In another experiment involving 10 patients, where neither the patients nor the clinicians evaluating them knew what kind of stimulation they received, the investigators found that one form of stimulation, known as cathodal tDCS, worked best and that the patients who got such stimulation were more willing to engage their affected arm than those who received no stimulation, or anodal stimulation. The researchers also saw a related decrease in the variability associated with these patients' movements. Importantly, they observed that the stimulation produced an average improvement of 25 percent in the motor symptoms of the patients, as quantified via the motor component of the Unified Parkinson's Disease Rating Scale (UPDRS), particularly improving rigidity on the affected side.
Finally, the researchers tested the effectiveness of tDCS in 10 patients over a 10-day period. On the first three days, participants received no stimulation or fake stimulation; on days four through eight, they received cathodal stimulation; and on days nine and 10, no stimulation.
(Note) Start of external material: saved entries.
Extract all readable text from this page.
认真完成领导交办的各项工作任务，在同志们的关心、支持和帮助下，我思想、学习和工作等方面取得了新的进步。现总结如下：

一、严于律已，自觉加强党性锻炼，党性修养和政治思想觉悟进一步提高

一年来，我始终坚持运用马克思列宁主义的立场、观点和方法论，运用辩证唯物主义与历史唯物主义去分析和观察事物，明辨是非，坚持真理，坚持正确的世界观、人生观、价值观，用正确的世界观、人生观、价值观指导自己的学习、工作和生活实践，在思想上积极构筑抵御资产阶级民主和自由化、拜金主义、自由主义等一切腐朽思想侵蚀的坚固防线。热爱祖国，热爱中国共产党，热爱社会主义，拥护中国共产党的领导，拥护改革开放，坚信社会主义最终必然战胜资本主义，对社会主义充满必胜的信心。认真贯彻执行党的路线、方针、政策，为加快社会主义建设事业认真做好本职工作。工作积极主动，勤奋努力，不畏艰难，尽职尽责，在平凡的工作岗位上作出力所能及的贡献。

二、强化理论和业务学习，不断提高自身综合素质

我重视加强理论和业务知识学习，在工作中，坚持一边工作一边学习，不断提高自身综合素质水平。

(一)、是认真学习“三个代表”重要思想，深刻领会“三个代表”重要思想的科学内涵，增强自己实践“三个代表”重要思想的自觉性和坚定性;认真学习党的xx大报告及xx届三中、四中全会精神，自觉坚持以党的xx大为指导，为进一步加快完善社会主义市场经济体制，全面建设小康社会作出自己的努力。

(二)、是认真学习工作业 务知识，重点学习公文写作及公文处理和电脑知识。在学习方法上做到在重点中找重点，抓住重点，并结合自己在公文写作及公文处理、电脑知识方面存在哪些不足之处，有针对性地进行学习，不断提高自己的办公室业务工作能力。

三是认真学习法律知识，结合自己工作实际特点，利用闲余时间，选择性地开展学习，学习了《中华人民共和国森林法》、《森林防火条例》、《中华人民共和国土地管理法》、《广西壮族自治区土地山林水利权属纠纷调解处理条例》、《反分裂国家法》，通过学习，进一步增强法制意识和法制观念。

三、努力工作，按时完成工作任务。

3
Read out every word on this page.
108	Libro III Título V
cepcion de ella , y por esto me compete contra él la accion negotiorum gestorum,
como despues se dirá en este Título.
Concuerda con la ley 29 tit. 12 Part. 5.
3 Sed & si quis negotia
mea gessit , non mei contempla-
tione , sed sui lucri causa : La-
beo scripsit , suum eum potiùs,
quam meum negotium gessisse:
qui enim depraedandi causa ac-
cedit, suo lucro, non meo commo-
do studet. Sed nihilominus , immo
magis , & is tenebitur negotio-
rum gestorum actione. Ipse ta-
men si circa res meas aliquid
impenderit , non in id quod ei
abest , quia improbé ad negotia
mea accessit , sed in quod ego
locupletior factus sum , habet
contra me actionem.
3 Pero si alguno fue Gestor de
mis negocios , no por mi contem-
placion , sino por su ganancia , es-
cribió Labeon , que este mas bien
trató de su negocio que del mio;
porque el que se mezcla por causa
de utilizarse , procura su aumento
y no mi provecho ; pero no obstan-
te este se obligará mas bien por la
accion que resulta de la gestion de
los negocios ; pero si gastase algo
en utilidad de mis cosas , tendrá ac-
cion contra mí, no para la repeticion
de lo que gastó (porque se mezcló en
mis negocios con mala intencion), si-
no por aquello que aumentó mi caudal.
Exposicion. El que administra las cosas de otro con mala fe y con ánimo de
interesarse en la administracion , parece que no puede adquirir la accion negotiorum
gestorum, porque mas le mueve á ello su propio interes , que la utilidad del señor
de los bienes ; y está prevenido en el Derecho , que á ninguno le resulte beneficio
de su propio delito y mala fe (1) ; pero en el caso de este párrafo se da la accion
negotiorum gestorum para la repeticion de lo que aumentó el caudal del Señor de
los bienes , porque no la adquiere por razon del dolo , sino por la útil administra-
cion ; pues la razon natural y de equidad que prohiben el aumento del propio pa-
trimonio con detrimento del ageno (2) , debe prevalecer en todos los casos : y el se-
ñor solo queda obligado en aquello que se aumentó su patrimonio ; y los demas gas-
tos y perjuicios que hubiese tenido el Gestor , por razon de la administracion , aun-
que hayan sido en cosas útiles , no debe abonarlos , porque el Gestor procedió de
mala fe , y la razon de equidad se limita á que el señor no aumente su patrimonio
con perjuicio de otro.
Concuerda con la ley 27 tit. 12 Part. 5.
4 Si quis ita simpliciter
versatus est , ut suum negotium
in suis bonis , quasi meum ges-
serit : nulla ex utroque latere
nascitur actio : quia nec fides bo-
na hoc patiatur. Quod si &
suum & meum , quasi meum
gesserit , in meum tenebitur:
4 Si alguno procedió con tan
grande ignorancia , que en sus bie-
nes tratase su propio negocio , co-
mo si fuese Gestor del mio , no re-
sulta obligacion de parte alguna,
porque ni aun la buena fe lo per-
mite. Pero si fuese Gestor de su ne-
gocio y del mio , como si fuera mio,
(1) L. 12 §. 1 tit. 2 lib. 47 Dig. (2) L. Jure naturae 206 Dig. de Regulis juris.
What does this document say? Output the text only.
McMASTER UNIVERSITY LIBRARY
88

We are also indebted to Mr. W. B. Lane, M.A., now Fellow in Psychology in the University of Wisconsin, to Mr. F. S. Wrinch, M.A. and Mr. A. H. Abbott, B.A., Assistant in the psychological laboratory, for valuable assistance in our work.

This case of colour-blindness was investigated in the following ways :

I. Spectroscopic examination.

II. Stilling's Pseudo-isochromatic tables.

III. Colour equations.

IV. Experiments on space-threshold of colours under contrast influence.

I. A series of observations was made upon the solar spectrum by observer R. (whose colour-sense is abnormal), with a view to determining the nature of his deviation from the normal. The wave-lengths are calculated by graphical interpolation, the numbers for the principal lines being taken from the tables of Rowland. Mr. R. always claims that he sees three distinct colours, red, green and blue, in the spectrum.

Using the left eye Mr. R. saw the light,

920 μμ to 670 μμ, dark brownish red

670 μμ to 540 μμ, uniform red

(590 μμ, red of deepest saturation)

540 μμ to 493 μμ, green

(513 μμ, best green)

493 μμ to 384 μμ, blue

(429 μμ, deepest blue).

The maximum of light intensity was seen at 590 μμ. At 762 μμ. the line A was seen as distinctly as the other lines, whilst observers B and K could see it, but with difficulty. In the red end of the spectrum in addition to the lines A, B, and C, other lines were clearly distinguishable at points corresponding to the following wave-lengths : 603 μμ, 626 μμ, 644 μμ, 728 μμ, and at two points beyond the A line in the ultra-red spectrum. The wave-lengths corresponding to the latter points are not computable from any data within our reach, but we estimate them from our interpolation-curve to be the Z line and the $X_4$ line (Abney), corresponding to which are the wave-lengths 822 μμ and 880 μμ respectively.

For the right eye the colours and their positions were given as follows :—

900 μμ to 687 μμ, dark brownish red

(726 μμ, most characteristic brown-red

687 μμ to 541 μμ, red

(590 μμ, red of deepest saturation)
Each day, they were given the arm movement test and the UPDRS. The results showed that improvement was real but temporary, in that it only occurred on those days on which cathodal tDCS was given.
"As far as we know so far," Shadmehr cautions, "the effects of tDCS are very temporary, but that's not surprising since no new dopamine cells are being created, which is the root of the problem." Nevertheless, he says, "tDCS is a relatively simple, painless and inexpensive intervention that could be developed for home use, a device we are working on. It's possible," he adds, "that the brain would get used to the stimulation -- just as it adjusts to medications -- and also become less responsive over time, but we are hopeful that continued stimulation might improve symptoms."